Devaki Jain thinks that this choice of specialisation that focusses on women as workers is possibly a result of having lived with working class men and women during her year at Ruskin College in Oxford from 1955-56. It was there that Jain also met Tom Mboya, who later became the Prime Minister of Kenya. Jain credits Mboya with educating her on politics, the ethos of fighting for rights and the importance of solidarity between former colonies.

It was on her return from Ruskin that Jain began working for the Indian Cooperative Union. She joined Vinoba Bhave's Bhoodan movement, and went on the padayatra with him.She was highly influenced and convinced by the Gandhian philosophy and way of life.

An important aspect of her life, one which she says continues to grip her, is building the perspective on women and development from the context of the economies of the Southern continents. She thinks that programmes and policies especially those from the United Nations system, which often determine the governments approach to women, are misleading.

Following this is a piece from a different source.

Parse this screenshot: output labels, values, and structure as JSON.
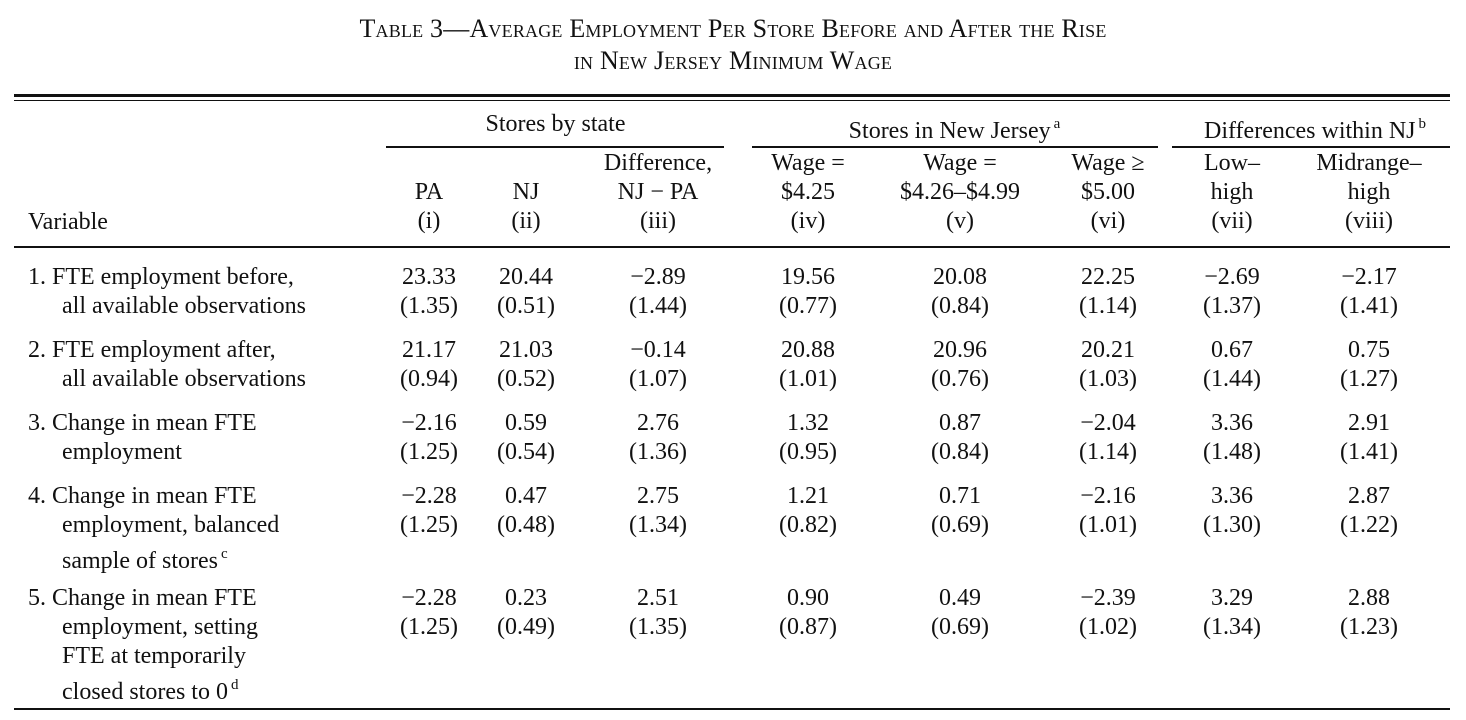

Responding to this anxiety, having attended the two U.N. conferences on women, one in Mexico and the other in Copenhagen, she shared her concerns with other south-based women from all the five continents, Caribbean to Pacific as well as committees of the donors, and convened a small brainstorming session in her parents' house in Bengaluru in 1984. The discussions at this meeting led to the founding of a third world network of women which the group called DAWN (Development Alternatives with Women for a New Era), and enabled this network to present the alternative through a publication as well as panels at the U.N. Nairobi conference held in 1985.

Book of ideas

This passion of hers was given a big push, she says when she was invited by former President of Tanzania, Dr. Julius Nyerere, to be a member of the South Commission, which was composed of more than 24 of the most eminent economists of the South. Dr. Manmohan Singh was the secretary general of this commission. The South Commission published a book, and Devaki Jain thinks that this book has in it many ideas that would still be valuable for the intercontinental groupings of the new emerging economies.

“One of the most valuable experiences of my life has been my marriage,” Devaki reminisces. Lakshmi Jain and she share a passion for India and its reconstruction. “Our lifestyles had no clash, nor did our dreams.” Lakshmi Chand Jain was a Gandhian economist. “I find more and more that Gandhi's approach to economic development can have a healing touch,” she says.

Jain believes that over the last two decades, many networks of the less privileged have emerged in India, that are genuinely committed to women centric issues, not only looking to change the existing legal system but also making it possible for women to articulate their views. ‘One of the most inspiring national demonstrations I witnessed recently was that of women waste pickers who have renamed themselves Green Collar Workers, arguing that they are the greatest guardians of the environment. What an idea!